From the time humans began to live in communities myths and legends have sought to explain the universe and teach social values. “Arizona Legends, Myths, and Folklore” presents stories from Hopi, Navajo, Apache, and Tohono O’odham cultures as well as Hispanic, Euro-American and others. You will learn about Navajo constellations, Spider Woman, Hopi katsinas, the Tohono O’odham “Man in the Maze,” and Apache Big Owl stories. You’ll hear about “El Tejano” the ghost who guards a treasure cave, La Llorona (crying woman), lost gold mines, and how Wyatt Earp became a legend.
This event is cohosted by The Phippen Museum. This is an in-person event.

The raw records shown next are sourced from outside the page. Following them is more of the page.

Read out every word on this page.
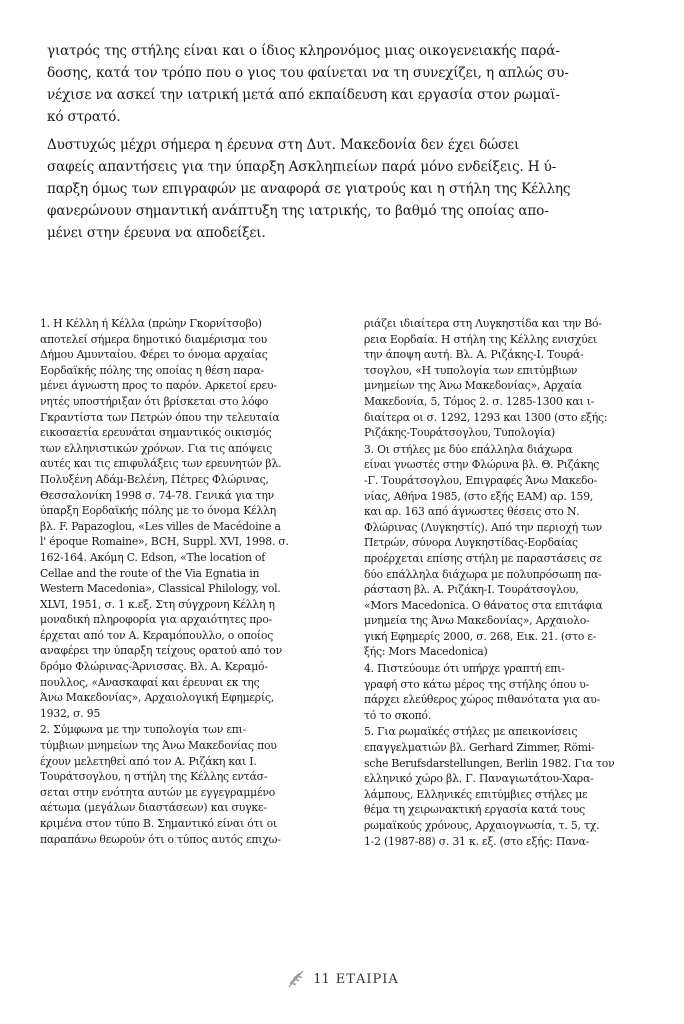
γιατρός της στήλης είναι και ο ίδιος κληρονόμος μιας οικογενειακής παρά-
δοσης, κατά τον τρόπο που ο γιος του φαίνεται να τη συνεχίζει, η απλώς συ-
νέχισε να ασκεί την ιατρική μετά από εκπαίδευση και εργασία στον ρωμαϊ-
κό στρατό.
Δυστυχώς μέχρι σήμερα η έρευνα στη Δυτ. Μακεδονία δεν έχει δώσει
σαφείς απαντήσεις για την ύπαρξη Ασκληπιείων παρά μόνο ενδείξεις. Η ύ-
παρξη όμως των επιγραφών με αναφορά σε γιατρούς και η στήλη της Κέλλης
φανερώνουν σημαντική ανάπτυξη της ιατρικής, το βαθμό της οποίας απο-
μένει στην έρευνα να αποδείξει.
1. Η Κέλλη ή Κέλλα (πρώην Γκορνίτσοβο)
αποτελεί σήμερα δημοτικό διαμέρισμα του
Δήμου Αμυνταίου. Φέρει το όνομα αρχαίας
Εορδαϊκής πόλης της οποίας η θέση παρα-
μένει άγνωστη προς το παρόν. Αρκετοί ερευ-
νητές υποστήριξαν ότι βρίσκεται στο λόφο
Γκραντίστα των Πετρών όπου την τελευταία
εικοσαετία ερευνάται σημαντικός οικισμός
των ελληνιστικών χρόνων. Για τις απόψεις
αυτές και τις επιφυλάξεις των ερευνητών βλ.
Πολυξένη Αδάμ-Βελένη, Πέτρες Φλώρινας,
Θεσσαλονίκη 1998 σ. 74-78. Γενικά για την
ύπαρξη Εορδαϊκής πόλης με το όνομα Κέλλη
βλ. F. Papazoglou, «Les villes de Macédoine a
l' époque Romaine», BCH, Suppl. XVI, 1998. σ.
162-164. Ακόμη C. Edson, «The location of
Cellae and the route of the Via Egnatia in
Western Macedonia», Classical Philology, vol.
XLVI, 1951, σ. 1 κ.εξ. Στη σύγχρονη Κέλλη η
μοναδική πληροφορία για αρχαιότητες προ-
έρχεται από τον Α. Κεραμόπουλλο, ο οποίος
αναφέρει την ύπαρξη τείχους ορατού από τον
δρόμο Φλώρινας-Άρνισσας. Βλ. Α. Κεραμό-
πουλλος, «Ανασκαφαί και έρευναι εκ της
Άνω Μακεδονίας», Αρχαιολογική Εφημερίς,
1932, σ. 95
2. Σύμφωνα με την τυπολογία των επι-
τύμβιων μνημείων της Άνω Μακεδονίας που
έχουν μελετηθεί από τον Α. Ριζάκη και Ι.
Τουράτσογλου, η στήλη της Κέλλης εντάσ-
σεται στην ενότητα αυτών με εγγεγραμμένο
αέτωμα (μεγάλων διαστάσεων) και συγκε-
κριμένα στον τύπο Β. Σημαντικό είναι ότι οι
παραπάνω θεωρούν ότι ο τύπος αυτός επιχω-
ριάζει ιδιαίτερα στη Λυγκηστίδα και την Βό-
ρεια Εορδαία. Η στήλη της Κέλλης ενισχύει
την άποψη αυτή. Βλ. Α. Ριζάκης-Ι. Τουρά-
τσογλου, «Η τυπολογία των επιτύμβιων
μνημείων της Άνω Μακεδονίας», Αρχαία
Μακεδονία, 5, Τόμος 2. σ. 1285-1300 και ι-
διαίτερα οι σ. 1292, 1293 και 1300 (στο εξής:
Ριζάκης-Τουράτσογλου, Τυπολογία)
3. Οι στήλες με δύο επάλληλα διάχωρα
είναι γνωστές στην Φλώρινα βλ. Θ. Ριζάκης
-Γ. Τουράτσογλου, Επιγραφές Άνω Μακεδο-
νίας, Αθήνα 1985, (στο εξής ΕΑΜ) αρ. 159,
και αρ. 163 από άγνωστες θέσεις στο Ν.
Φλώρινας (Λυγκηστίς). Από την περιοχή των
Πετρών, σύνορα Λυγκηστίδας-Εορδαίας
προέρχεται επίσης στήλη με παραστάσεις σε
δύο επάλληλα διάχωρα με πολυπρόσωπη πα-
ράσταση βλ. Α. Ριζάκη-Ι. Τουράτσογλου,
«Mors Macedonica. Ο θάνατος στα επιτάφια
μνημεία της Άνω Μακεδονίας», Αρχαιολο-
γική Εφημερίς 2000, σ. 268, Εικ. 21. (στο ε-
ξής: Mors Macedonica)
4. Πιστεύουμε ότι υπήρχε γραπτή επι-
γραφή στο κάτω μέρος της στήλης όπου υ-
πάρχει ελεύθερος χώρος πιθανότατα για αυ-
τό το σκοπό.
5. Για ρωμαϊκές στήλες με απεικονίσεις
επαγγελματιών βλ. Gerhard Zimmer, Römi-
sche Berufsdarstellungen, Berlin 1982. Για τον
ελληνικό χώρο βλ. Γ. Παναγιωτάτου-Χαρα-
λάμπους, Ελληνικές επιτύμβιες στήλες με
θέμα τη χειρωνακτική εργασία κατά τους
ρωμαϊκούς χρόνους, Αρχαιογνωσία, τ. 5, τχ.
1-2 (1987-88) σ. 31 κ. εξ. (στο εξής: Πανα-
11 ΕΤΑΙΡΙΑ
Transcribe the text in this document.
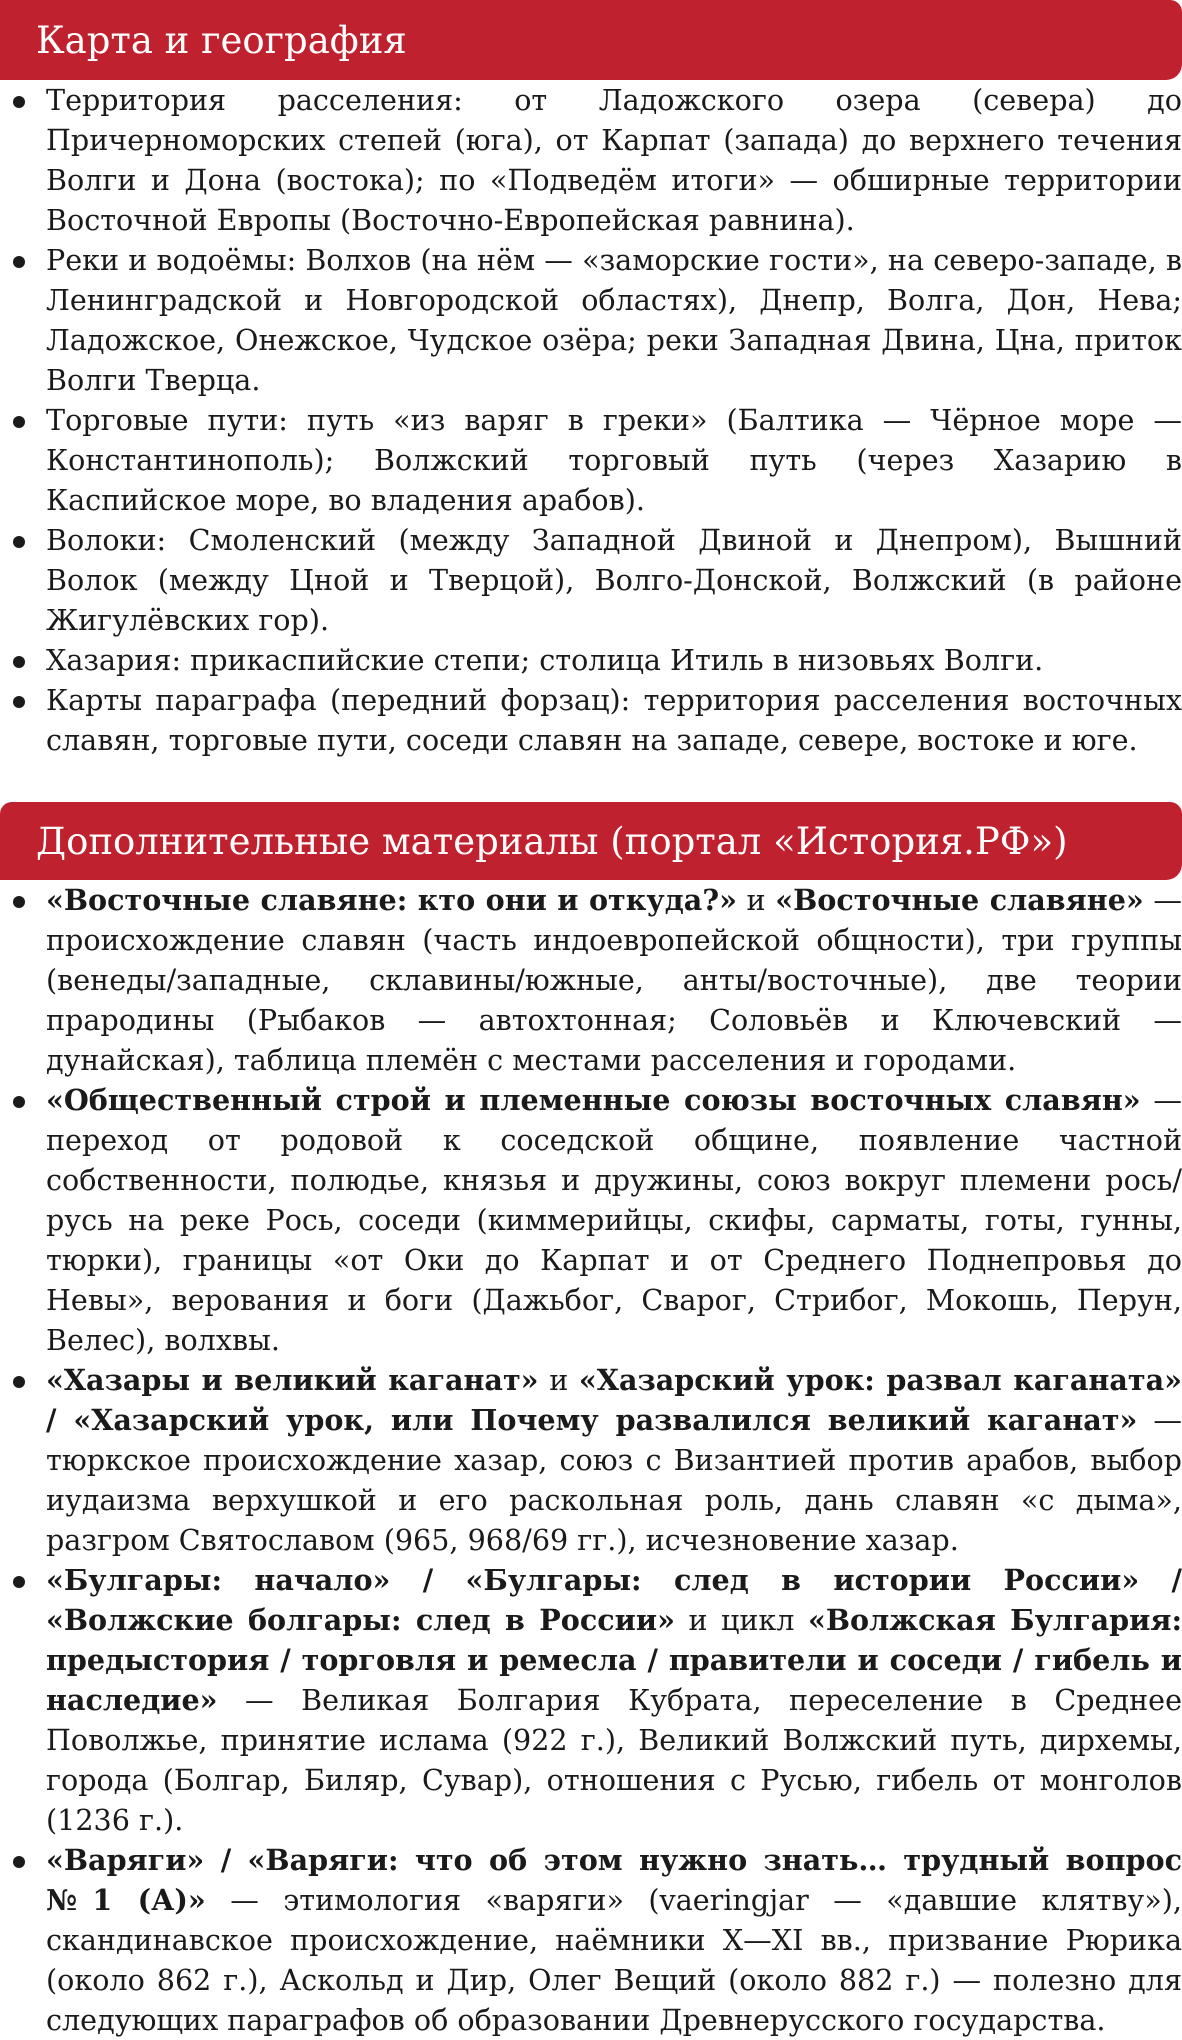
Карта и география
Территория расселения: от Ладожского озера (севера) до Причерноморских степей (юга), от Карпат (запада) до верхнего течения Волги и Дона (востока); по «Подведём итоги» — обширные территории Восточной Европы (Восточно-Европейская равнина).
Реки и водоёмы: Волхов (на нём — «заморские гости», на северо-западе, в Ленинградской и Новгородской областях), Днепр, Волга, Дон, Нева; Ладожское, Онежское, Чудское озёра; реки Западная Двина, Цна, приток Волги Тверца.
Торговые пути: путь «из варяг в греки» (Балтика — Чёрное море — Константинополь); Волжский торговый путь (через Хазарию в Каспийское море, во владения арабов).
Волоки: Смоленский (между Западной Двиной и Днепром), Вышний Волок (между Цной и Тверцой), Волго-Донской, Волжский (в районе Жигулёвских гор).
Хазария: прикаспийские степи; столица Итиль в низовьях Волги.
Карты параграфа (передний форзац): территория расселения восточных славян, торговые пути, соседи славян на западе, севере, востоке и юге.
Дополнительные материалы (портал «История.РФ»)
«Восточные славяне: кто они и откуда?» и «Восточные славяне» — происхождение славян (часть индоевропейской общности), три группы (венеды/западные, склавины/южные, анты/восточные), две теории прародины (Рыбаков — автохтонная; Соловьёв и Ключевский — дунайская), таблица племён с местами расселения и городами.
«Общественный строй и племенные союзы восточных славян» — переход от родовой к соседской общине, появление частной собственности, полюдье, князья и дружины, союз вокруг племени рось/русь на реке Рось, соседи (киммерийцы, скифы, сарматы, готы, гунны, тюрки), границы «от Оки до Карпат и от Среднего Поднепровья до Невы», верования и боги (Дажьбог, Сварог, Стрибог, Мокошь, Перун, Велес), волхвы.
«Хазары и великий каганат» и «Хазарский урок: развал каганата» / «Хазарский урок, или Почему развалился великий каганат» — тюркское происхождение хазар, союз с Византией против арабов, выбор иудаизма верхушкой и его раскольная роль, дань славян «с дыма», разгром Святославом (965, 968/69 гг.), исчезновение хазар.
«Булгары: начало» / «Булгары: след в истории России» / «Волжские болгары: след в России» и цикл «Волжская Булгария: предыстория / торговля и ремесла / правители и соседи / гибель и наследие» — Великая Болгария Кубрата, переселение в Среднее Поволжье, принятие ислама (922 г.), Великий Волжский путь, дирхемы, города (Болгар, Биляр, Сувар), отношения с Русью, гибель от монголов (1236 г.).
«Варяги» / «Варяги: что об этом нужно знать… трудный вопрос №1 (А)» — этимология «варяги» (vaeringjar — «давшие клятву»), скандинавское происхождение, наёмники X—XI вв., призвание Рюрика (около 862 г.), Аскольд и Дир, Олег Вещий (около 882 г.) — полезно для следующих параграфов об образовании Древнерусского государства.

Before retiring from the Arizona Historical Society, Jim Turner worked with more than 70 museums across the state. He co-authored the 4th-grade textbook The Arizona Story, and his pictorial history, Arizona: Celebration of the Grand Canyon State, was a 2012 Southwest Books of the Year selection. Jim moved to Tucson in 1951, earned a M.A. in U.S. history in 1999, and has been presenting Arizona history for more than forty years. Jim is author of The Mighty Colorado from the Glaciers to the Gulf and Four Corners USA: Wonders of the American Southwest.